DOMENICA 8 MARZO 2026

III^ DI QUARESIMA

VANGELO DELLA DOMENICA(Giovanni 4,5-42)

In quel tempo, Gesù giunse a una città della Samarìa chiamata Sicar, vicina al terreno che Giacobbe aveva dato a Giuseppe suo figlio: qui c’era un pozzo di Giacobbe. Gesù dunque, affaticato per il viaggio, sedeva presso il pozzo. Era circa mezzogiorno. Giunge una donna samaritana ad attingere acqua. Le dice Gesù: «Dammi da bere». I suoi discepoli erano andati in città a fare provvista di cibi. Allora la donna samaritana gli dice: «Come mai tu, che sei giudeo, chiedi da bere a me, che sono una donna samaritana?». I Giudei infatti non hanno rapporti con i Samaritani. Gesù le risponde: «Se tu conoscessi il dono di Dio e chi è colui che ti dice: “Dammi da bere!”, tu avresti chiesto a lui ed egli ti avrebbe dato acqua viva». […]«Chiunque beve di quest’acqua avrà di nuovo sete; ma chi berrà dell’acqua che io gli darò, non avrà più sete in eterno. Anzi, l’acqua che io gli darò diventerà in lui una sorgente d’acqua che zampilla per la vita eterna». «Signore -gli dice la donna –, dammi quest’acqua, perché io non abbia più sete e non continui a venire qui ad attingere acqua. Vedo che tu sei un profeta! I nostri padri hanno adorato su questo monte; voi invece dite che è a Gerusalemme il luogo in cui bisogna adorare». Gesù le dice: «Credimi, donna, viene l’ora in cui né su questo monte né a Gerusalemme adorerete il Padre. Voi adorate ciò che non conoscete, noi adoriamo ciò che conosciamo, perché la salvezza viene dai Giudei. Ma viene l’ora – ed è questa – in cui i veri adoratori adoreranno il Padre in spirito e verità: così infatti il Padre vuole che siano quelli che lo adorano. Dio è spirito, e quelli che lo adorano devono adorare in spirito e verità». Gli rispose la donna: «So che deve venire il Messia, chiamato Cristo: quando egli verrà, ci annuncerà ogni cosa». Le dice Gesù: «Sono io, che parlo con te». Molti Samaritani di quella città credettero in lui. […]

COMMENTO AL VANGELO

Iniziamo in questa terza domenica di Quaresima a leggere i brani di Vangelo caratteristici di questo anno liturgico “A” e del cammino dei catecumeni che si preparano a ricevere i sacramenti nella Veglia, la notte di Pasqua.
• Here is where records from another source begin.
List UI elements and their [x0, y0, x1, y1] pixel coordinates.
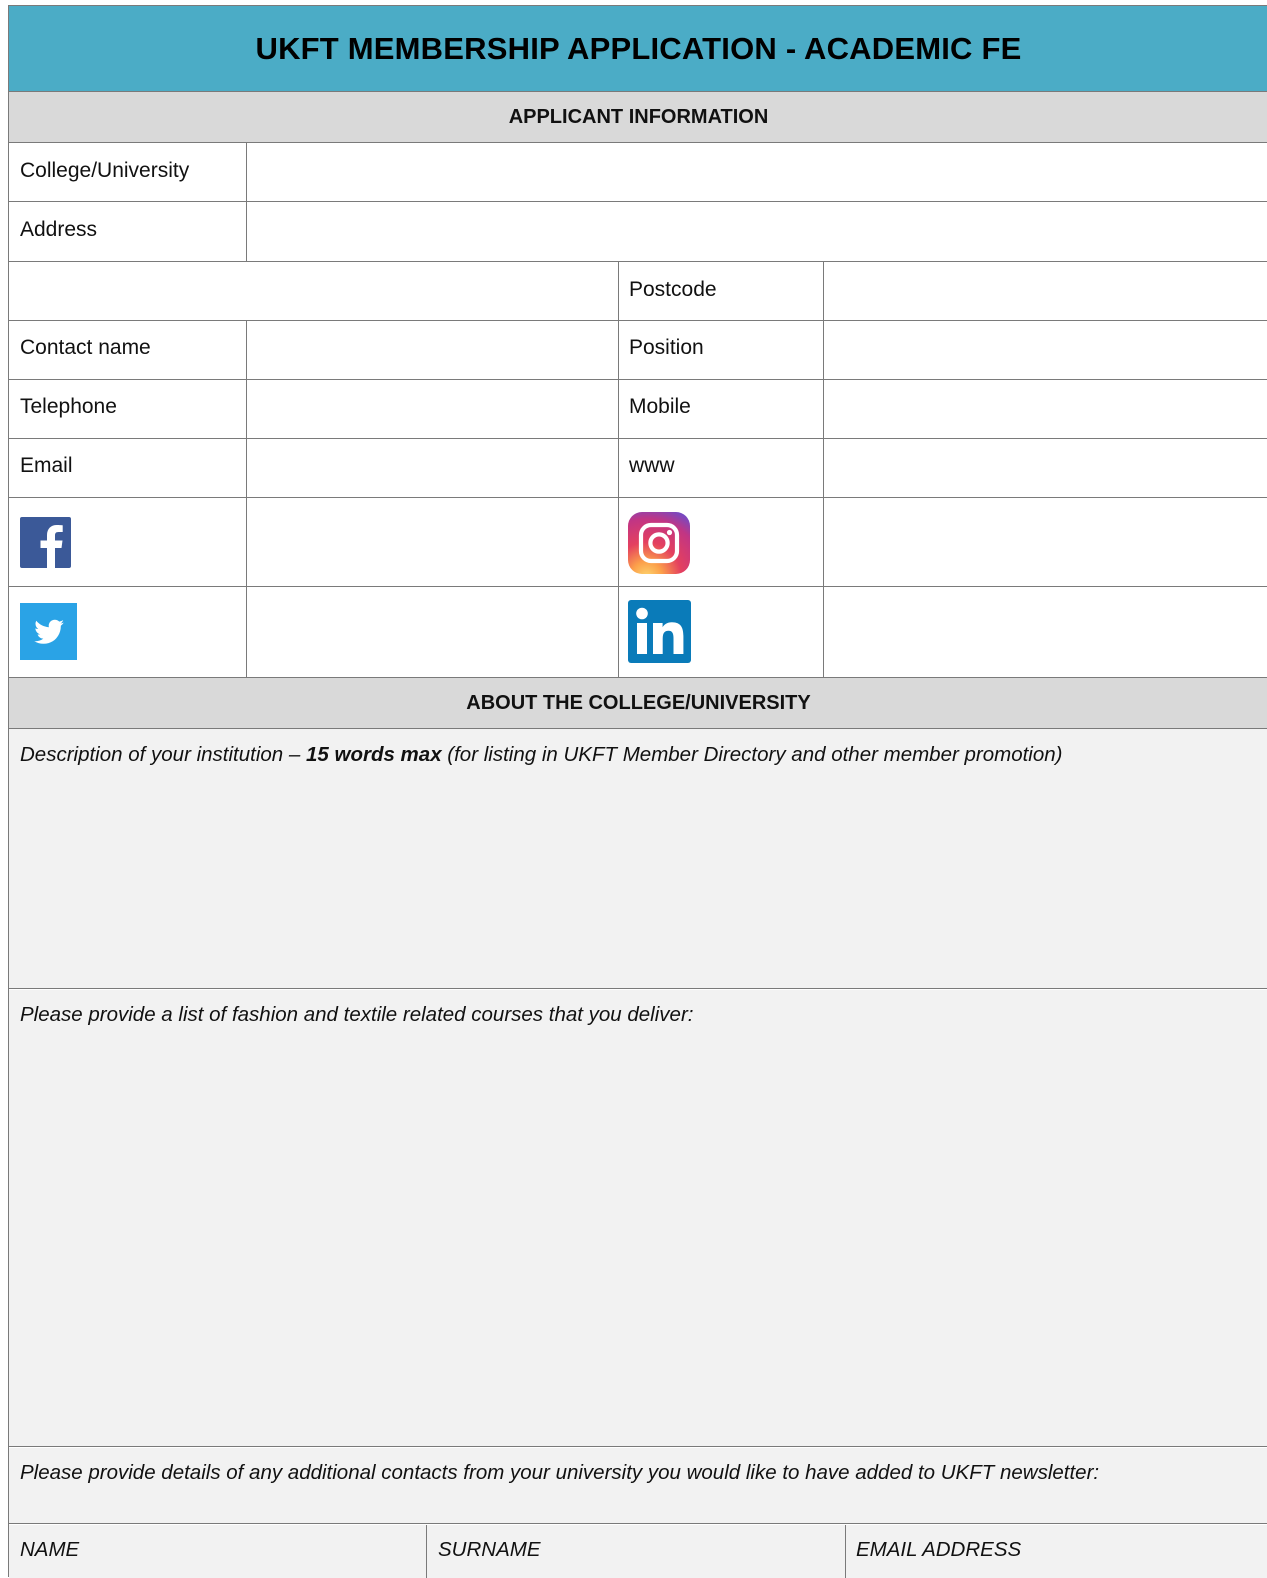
- facebook-icon: [20, 517, 71, 568]
- column-divider: [246, 143, 247, 261]
- column-divider: [426, 1525, 427, 1578]
- address-label: Address: [20, 218, 98, 241]
- applicant-section-heading: APPLICANT INFORMATION: [9, 92, 1267, 143]
- college-label: College/University: [20, 159, 190, 182]
- contacts-surname-header: SURNAME: [438, 1538, 541, 1561]
- column-divider: [845, 1525, 846, 1578]
- position-field[interactable]: [825, 321, 1267, 379]
- applicant-section-heading-text: APPLICANT INFORMATION: [508, 105, 769, 128]
- column-divider: [246, 320, 247, 677]
- college-field[interactable]: [248, 143, 1267, 201]
- address-line-2-field[interactable]: [9, 262, 617, 320]
- mobile-label: Mobile: [629, 395, 691, 418]
- postcode-label: Postcode: [629, 278, 717, 301]
- description-word-limit: 15 words max: [306, 743, 442, 766]
- column-divider: [823, 261, 824, 677]
- linkedin-icon: [628, 600, 691, 663]
- linkedin-field[interactable]: [825, 587, 1267, 677]
- instagram-field[interactable]: [825, 498, 1267, 586]
- email-label: Email: [20, 454, 73, 477]
- contacts-prompt-area: Please provide details of any additional…: [9, 1448, 1267, 1524]
- contact-name-label: Contact name: [20, 336, 151, 359]
- position-label: Position: [629, 336, 704, 359]
- mobile-field[interactable]: [825, 380, 1267, 438]
- description-prompt: Description of your institution – 15 wor…: [20, 743, 1062, 767]
- email-field[interactable]: [248, 439, 617, 497]
- twitter-icon: [20, 603, 77, 660]
- courses-text-area[interactable]: Please provide a list of fashion and tex…: [9, 990, 1267, 1447]
- form-title-bar: UKFT MEMBERSHIP APPLICATION - ACADEMIC F…: [9, 6, 1267, 92]
- description-prompt-end: (for listing in UKFT Member Directory an…: [441, 743, 1063, 766]
- facebook-field[interactable]: [248, 498, 617, 586]
- contacts-table-header: NAME SURNAME EMAIL ADDRESS: [9, 1525, 1267, 1578]
- form-title: UKFT MEMBERSHIP APPLICATION - ACADEMIC F…: [255, 30, 1022, 66]
- about-section-heading: ABOUT THE COLLEGE/UNIVERSITY: [9, 677, 1267, 729]
- telephone-label: Telephone: [20, 395, 117, 418]
- twitter-field[interactable]: [248, 587, 617, 677]
- postcode-field[interactable]: [825, 262, 1267, 320]
- www-field[interactable]: [825, 439, 1267, 497]
- courses-prompt: Please provide a list of fashion and tex…: [20, 1003, 694, 1026]
- about-section-heading-text: ABOUT THE COLLEGE/UNIVERSITY: [466, 691, 811, 714]
- telephone-field[interactable]: [248, 380, 617, 438]
- membership-form: UKFT MEMBERSHIP APPLICATION - ACADEMIC F…: [8, 5, 1267, 1578]
- contacts-name-header: NAME: [20, 1538, 80, 1561]
- column-divider: [618, 261, 619, 677]
- address-field[interactable]: [248, 202, 1267, 260]
- contacts-email-header: EMAIL ADDRESS: [856, 1538, 1022, 1561]
- description-prompt-start: Description of your institution –: [20, 743, 306, 766]
- instagram-icon: [628, 512, 690, 574]
- www-label: www: [629, 454, 675, 477]
- contacts-prompt: Please provide details of any additional…: [20, 1461, 1100, 1484]
- contact-name-field[interactable]: [248, 321, 617, 379]
- description-text-area[interactable]: Description of your institution – 15 wor…: [9, 729, 1267, 989]
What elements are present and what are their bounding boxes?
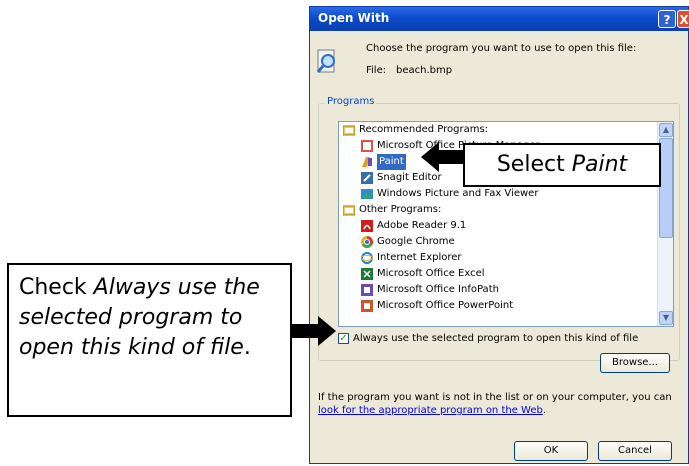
file-search-icon xyxy=(316,49,335,73)
program-item[interactable]: Microsoft Office Excel xyxy=(339,266,659,282)
excel-icon xyxy=(361,268,373,280)
open-with-dialog: Open With ? X Choose the program you wan… xyxy=(309,6,689,464)
program-label: Google Chrome xyxy=(377,236,455,247)
program-item[interactable]: Microsoft Office InfoPath xyxy=(339,282,659,298)
arrow-left-icon xyxy=(421,142,467,172)
instruction-text: Choose the program you want to use to op… xyxy=(366,43,637,54)
always-use-callout: Check Always use the selected program to… xyxy=(7,263,292,417)
scroll-up-icon[interactable]: ▲ xyxy=(659,123,673,137)
program-item[interactable]: Microsoft Office PowerPoint xyxy=(339,298,659,314)
file-label: File: xyxy=(366,65,387,76)
other-header[interactable]: Other Programs: xyxy=(339,202,659,218)
select-paint-callout: Select Paint xyxy=(463,143,661,187)
close-button[interactable]: X xyxy=(677,10,689,28)
scroll-down-icon[interactable]: ▼ xyxy=(659,311,673,325)
folder-icon xyxy=(343,125,355,136)
select-paint-em: Paint xyxy=(571,152,628,177)
find-program-link[interactable]: look for the appropriate program on the … xyxy=(318,405,543,416)
select-paint-prefix: Select xyxy=(496,152,572,177)
other-header-label: Other Programs: xyxy=(359,204,442,215)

Il primo brano che incontriamo ci parla di sete, di acqua viva, di culto “in spirito e verità”. È il brano di Gesù al pozzo di Giacobbe, con la donna samaritana! Ci troviamo presso un pozzo, sul bordo del quale un uomo assetato e accaldato si siede e chiede un po’ di acqua da bere. Ma quel pozzo diventerà un luogo di rivelazione, simboleggiando un luogo di incontro vitale, la fonte della vita attraverso l’acqua viva che è Cristo. È un potente simbolo del desiderio di Dio di incontrare l’umanità, di superare le divisioni e offrire una fonte inesauribile di vita attraverso la rivelazione di Gesù come Messia. Il racconto evangelico ci mostra che Gesù, incontrando la donna samaritana, non ha iniziato insegnandole la dottrina e neppure facendole la morale. Le ha, invece, rivolto la parola per dirle che se i giudei e i samaritani non si parlavano, loro invece sì. Le ha chiesto dell’acqua, le ha rivelato che era il Messia, le ha fatto comprendere come il Padre vuole essere adorato. Tutto ciò, gratuitamente, senza condizioni, rispettando pienamente la libertà di questa donna. L’ha amata così com’era! Non l’ha chiusa nel suo passato, le ha dato fiducia e ha sperato in lei. La samaritana ha allora potuto dire con parole sue la sua fede nel Messia ed è diventata testimone e missionaria. Se anche noi diciamo a Cristo «dammi di quest’acqua», lui farà delle nostre vite e delle nostre comunità dei luoghi di incontro, dei pozzi di Giacobbe sul bordo dei quali chiunque si potrà sedere per attingervi l’acqua che sazia ogni sete, il Vangelo e così incontrare e conoscere Gesù!